CVE-2026-4076 describes a stored cross-site scripting vulnerability in the Slider Bootstrap Carousel plugin for WordPress (versions up to 1.0.7). The issue stems from insufficient input sanitization and output escaping of the 'category' and 'template' shortcode attributes. The plugin uses extract() on shortcode_atts() to parse attributes, then outputs the $category variable into multiple HTML attributes (id, data-target, href) and the $template variable into a class attribute without applying esc_attr().

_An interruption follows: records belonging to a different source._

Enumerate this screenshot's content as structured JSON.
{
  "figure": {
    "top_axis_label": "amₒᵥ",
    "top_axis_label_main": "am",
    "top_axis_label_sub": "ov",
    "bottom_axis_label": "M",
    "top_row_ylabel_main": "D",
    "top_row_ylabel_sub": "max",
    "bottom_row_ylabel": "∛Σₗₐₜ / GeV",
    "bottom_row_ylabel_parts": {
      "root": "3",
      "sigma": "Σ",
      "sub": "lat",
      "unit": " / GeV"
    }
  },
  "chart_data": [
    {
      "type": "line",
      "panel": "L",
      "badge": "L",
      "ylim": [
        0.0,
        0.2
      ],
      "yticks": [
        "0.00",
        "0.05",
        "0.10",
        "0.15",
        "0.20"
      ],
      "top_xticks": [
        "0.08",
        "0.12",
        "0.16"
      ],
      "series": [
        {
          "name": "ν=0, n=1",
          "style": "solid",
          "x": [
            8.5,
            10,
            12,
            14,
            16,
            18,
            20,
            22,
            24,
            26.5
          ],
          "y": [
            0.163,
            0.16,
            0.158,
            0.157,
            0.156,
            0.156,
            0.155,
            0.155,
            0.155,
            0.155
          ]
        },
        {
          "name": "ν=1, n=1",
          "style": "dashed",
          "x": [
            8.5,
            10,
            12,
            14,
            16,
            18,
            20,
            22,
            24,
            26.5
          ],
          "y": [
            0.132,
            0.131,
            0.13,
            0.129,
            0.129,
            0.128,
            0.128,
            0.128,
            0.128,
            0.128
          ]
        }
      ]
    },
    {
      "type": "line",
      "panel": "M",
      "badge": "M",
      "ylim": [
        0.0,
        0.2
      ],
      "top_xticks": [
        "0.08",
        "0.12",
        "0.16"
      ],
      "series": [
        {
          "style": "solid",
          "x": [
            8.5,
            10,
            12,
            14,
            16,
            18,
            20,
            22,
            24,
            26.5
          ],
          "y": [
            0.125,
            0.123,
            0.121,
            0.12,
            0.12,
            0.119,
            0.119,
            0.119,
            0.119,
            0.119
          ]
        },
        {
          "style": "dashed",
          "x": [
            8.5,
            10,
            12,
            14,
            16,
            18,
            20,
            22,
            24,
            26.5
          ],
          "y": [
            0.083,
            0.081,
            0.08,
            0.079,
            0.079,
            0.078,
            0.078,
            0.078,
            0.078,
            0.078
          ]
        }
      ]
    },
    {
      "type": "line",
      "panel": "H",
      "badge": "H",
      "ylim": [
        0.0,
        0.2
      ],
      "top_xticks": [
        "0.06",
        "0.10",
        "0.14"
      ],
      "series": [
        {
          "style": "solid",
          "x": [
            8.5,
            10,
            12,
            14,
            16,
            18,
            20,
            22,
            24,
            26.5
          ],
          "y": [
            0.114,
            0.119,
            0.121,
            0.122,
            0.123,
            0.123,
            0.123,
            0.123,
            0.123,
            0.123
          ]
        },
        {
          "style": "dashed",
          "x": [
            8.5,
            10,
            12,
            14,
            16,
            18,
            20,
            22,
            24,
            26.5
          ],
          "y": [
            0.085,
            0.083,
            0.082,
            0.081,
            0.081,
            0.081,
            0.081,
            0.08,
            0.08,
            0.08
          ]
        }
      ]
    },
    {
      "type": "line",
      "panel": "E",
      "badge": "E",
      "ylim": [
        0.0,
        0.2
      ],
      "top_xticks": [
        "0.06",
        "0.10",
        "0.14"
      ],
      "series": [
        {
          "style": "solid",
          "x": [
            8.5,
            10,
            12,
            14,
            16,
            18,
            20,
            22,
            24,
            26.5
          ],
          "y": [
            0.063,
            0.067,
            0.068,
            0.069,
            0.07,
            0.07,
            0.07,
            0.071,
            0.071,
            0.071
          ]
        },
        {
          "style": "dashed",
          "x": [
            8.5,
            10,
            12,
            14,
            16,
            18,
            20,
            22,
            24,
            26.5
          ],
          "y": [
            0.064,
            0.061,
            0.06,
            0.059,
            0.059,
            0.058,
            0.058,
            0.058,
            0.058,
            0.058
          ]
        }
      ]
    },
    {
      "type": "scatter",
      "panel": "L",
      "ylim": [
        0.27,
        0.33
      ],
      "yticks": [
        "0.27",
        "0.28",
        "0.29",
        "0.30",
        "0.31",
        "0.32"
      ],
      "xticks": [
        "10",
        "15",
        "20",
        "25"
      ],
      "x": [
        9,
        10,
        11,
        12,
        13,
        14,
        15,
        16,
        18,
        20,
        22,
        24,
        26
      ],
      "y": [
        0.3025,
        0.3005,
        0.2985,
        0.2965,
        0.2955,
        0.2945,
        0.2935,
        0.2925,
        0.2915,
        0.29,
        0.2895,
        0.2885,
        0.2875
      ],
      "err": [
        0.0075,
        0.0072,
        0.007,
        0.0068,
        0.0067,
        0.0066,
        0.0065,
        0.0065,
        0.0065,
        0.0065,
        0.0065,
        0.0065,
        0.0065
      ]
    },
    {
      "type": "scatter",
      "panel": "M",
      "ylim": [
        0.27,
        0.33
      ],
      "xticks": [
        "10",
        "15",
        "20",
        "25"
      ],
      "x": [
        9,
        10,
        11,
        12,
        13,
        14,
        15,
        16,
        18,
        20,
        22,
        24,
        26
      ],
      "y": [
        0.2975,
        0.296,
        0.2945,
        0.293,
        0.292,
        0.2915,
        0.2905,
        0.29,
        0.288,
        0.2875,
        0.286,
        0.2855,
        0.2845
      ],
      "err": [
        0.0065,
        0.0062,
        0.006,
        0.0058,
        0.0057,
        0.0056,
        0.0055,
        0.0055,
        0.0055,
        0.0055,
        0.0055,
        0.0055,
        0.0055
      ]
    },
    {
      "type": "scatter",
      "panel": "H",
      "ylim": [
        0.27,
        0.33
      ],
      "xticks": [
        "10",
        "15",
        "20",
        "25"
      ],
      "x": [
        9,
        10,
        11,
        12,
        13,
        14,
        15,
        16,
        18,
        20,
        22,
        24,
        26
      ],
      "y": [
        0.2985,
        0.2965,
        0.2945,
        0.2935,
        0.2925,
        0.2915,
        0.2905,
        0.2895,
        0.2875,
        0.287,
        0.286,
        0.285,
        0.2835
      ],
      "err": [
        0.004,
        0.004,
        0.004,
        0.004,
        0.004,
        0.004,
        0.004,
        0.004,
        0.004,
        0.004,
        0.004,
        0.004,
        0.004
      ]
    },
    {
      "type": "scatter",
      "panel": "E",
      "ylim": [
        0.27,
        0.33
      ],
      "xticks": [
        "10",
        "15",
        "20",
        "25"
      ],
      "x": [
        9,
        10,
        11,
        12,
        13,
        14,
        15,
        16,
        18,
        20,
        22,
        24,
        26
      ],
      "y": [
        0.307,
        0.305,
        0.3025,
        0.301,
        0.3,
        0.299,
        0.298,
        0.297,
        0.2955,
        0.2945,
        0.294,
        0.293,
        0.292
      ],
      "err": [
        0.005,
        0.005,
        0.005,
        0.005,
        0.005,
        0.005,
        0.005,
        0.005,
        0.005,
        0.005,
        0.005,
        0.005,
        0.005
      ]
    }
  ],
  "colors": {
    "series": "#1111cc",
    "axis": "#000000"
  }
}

This allows authenticated attackers with Contributor-level permissions or higher to inject arbitrary JavaScript that executes in the context of users viewing the affected pages.

Successful exploitation allows an authenticated user with Contributor-level access or above to inject stored malicious scripts into pages using the vulnerable shortcode attributes. These scripts execute in the browsers of users who view the injected pages, potentially leading to session hijacking, defacement, or other client-side attacks. The CVSS 3.1 base score is 6.4 (medium severity), reflecting network attack vector, low attack complexity, required privileges (low), no user interaction, and impact on confidentiality and integrity but not availability.

No official patch or remediation is currently available for this vulnerability. Patch status is not yet confirmed — check the vendor advisory for current remediation guidance. Until a fix is released, restrict Contributor-level access to trusted users only and consider disabling or removing the Slider Bootstrap Carousel plugin if possible. Monitor for updates from the vendor and apply any official fixes promptly once available.